Mortgage Rates Moving Sideways


Mortgage rates are moving sideways today as the 10yr opened at 2.32%, which has been the bottom of the range we have been seeing, but has increased its yield to the current level of 2.35% at 10:45AM. MBSs are in slightly negative territory, but neither of these issues are of any concern at the moment.  The two data points that came out this morning was the February US trade deficit, which came in a little better than anticipated. Later we got February factory orders and final durables coming in as expected, with January figures revised upward. Capital goods orders, which offer a measure that goes to the heart of business investment, have been weak and have not confirmed the enormous strength in business confidence.

In early trading this morning, the US stock indexes were a little weaker as investors increasingly worry about some pullback that for weeks now - but this has not happened as has been expected. Interest rate markets have declined in yield since the day the FOMC increased the FF rate on March 15th.  The Fed has been clear that here will be at least two more rate increases this year, but there is still some doubt that this will happen as there is still a lot of doubt out there as can be seen by the way the bond market is currently reacting.

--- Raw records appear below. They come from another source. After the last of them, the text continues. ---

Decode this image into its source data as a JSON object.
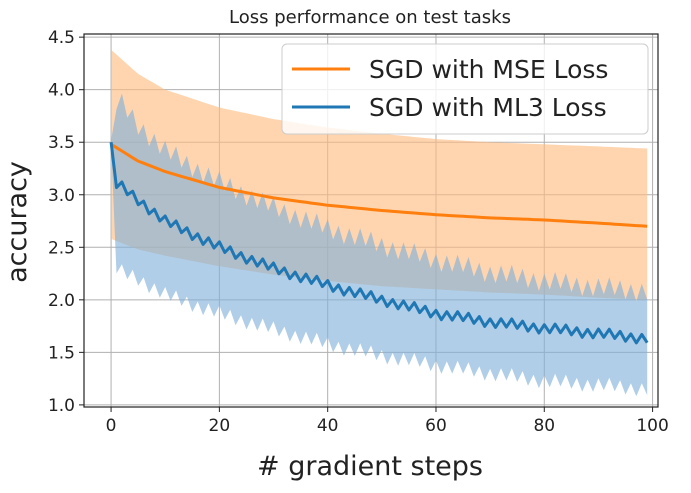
{
  "chart_data": {
    "type": "line",
    "title": "Loss performance on test tasks",
    "xlabel": "# gradient steps",
    "ylabel": "accuracy",
    "xlim": [
      -5,
      101
    ],
    "ylim": [
      0.98,
      4.53
    ],
    "xticks": [
      0,
      20,
      40,
      60,
      80,
      100
    ],
    "yticks": [
      1.0,
      1.5,
      2.0,
      2.5,
      3.0,
      3.5,
      4.0,
      4.5
    ],
    "ytick_labels": [
      "1.0",
      "1.5",
      "2.0",
      "2.5",
      "3.0",
      "3.5",
      "4.0",
      "4.5"
    ],
    "grid": true,
    "legend_position": "top-right",
    "series": [
      {
        "name": "SGD with MSE Loss",
        "color": "#ff7f0e",
        "band_color": "#ffbb7f",
        "x": [
          0,
          5,
          10,
          20,
          30,
          40,
          50,
          60,
          70,
          80,
          90,
          99
        ],
        "mean": [
          3.48,
          3.32,
          3.22,
          3.07,
          2.97,
          2.9,
          2.85,
          2.81,
          2.78,
          2.76,
          2.73,
          2.7
        ],
        "upper": [
          4.38,
          4.15,
          4.0,
          3.83,
          3.72,
          3.64,
          3.58,
          3.53,
          3.5,
          3.48,
          3.46,
          3.44
        ],
        "lower": [
          2.58,
          2.48,
          2.42,
          2.32,
          2.24,
          2.18,
          2.13,
          2.1,
          2.07,
          2.05,
          2.02,
          2.0
        ]
      },
      {
        "name": "SGD with ML3 Loss",
        "color": "#1f77b4",
        "band_color": "#7fb0d9",
        "x": [
          0,
          1,
          2,
          5,
          10,
          20,
          30,
          40,
          50,
          60,
          70,
          80,
          90,
          99
        ],
        "mean": [
          3.5,
          3.1,
          3.07,
          2.95,
          2.75,
          2.5,
          2.3,
          2.14,
          2.0,
          1.87,
          1.79,
          1.73,
          1.68,
          1.63
        ],
        "upper": [
          3.52,
          3.88,
          3.86,
          3.66,
          3.42,
          3.12,
          2.88,
          2.68,
          2.52,
          2.38,
          2.26,
          2.18,
          2.12,
          2.08
        ],
        "lower": [
          3.48,
          2.3,
          2.26,
          2.2,
          2.05,
          1.87,
          1.72,
          1.58,
          1.47,
          1.38,
          1.3,
          1.23,
          1.19,
          1.15
        ]
      }
    ]
  }
}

The US trade deficit was the smallest since October.  March auto and truck sales released yesterday were disappointing and helped the bond market with the improvement yesterday, as sales were less than anticipated.  With auto inventory levels at near record highs, the lackluster new vehicle sales figures reported for March are likely to fuel doubt over whether the US auto sector can bounce back from the weak start to 2017.

There is a sea shift happening in markets now.  I kept on stating that all of those Trump promises (tax cuts, border tax, fiscal spending increases and redoes on trade pacts) would not occur this year. The excitement generated in equity markets was unrealistic making investments on those lofty goals this year was overly optimistic. At the best most of those challenges will not happen until 2018, and most believe none of them will match what markets were expecting. Now auto sales are slipping adding to the shift in thinking or the moment. Tax cuts are coming, fiscal spending is going to pump dollars into the economy and trade pacts will be renegotiated but less than Trump touts. So, what we expect now is some pull back in equity markets that will support the rate markets. Later this summer another powerful rally in stocks, looking for the DJIA to climb to 22K. After that, this Fall will not be pleasant.  Dave Shirmeyer who I always like to follow and quote from Teno3Magnet, states “looking for a very steep drop in stocks and interest rates lower than now. The Fed won’t be able to increase rates in Q4 this year; look for just one more cut this year, likely in June.”

This is employment week as we get the ADP reports tomorrow. ADP job gains this year have exceeded forecasts by a wide margin and have exceeded the BLS data since January. Stay tune as tomorrow can be exciting, but let’s see what the rest of the day brings us.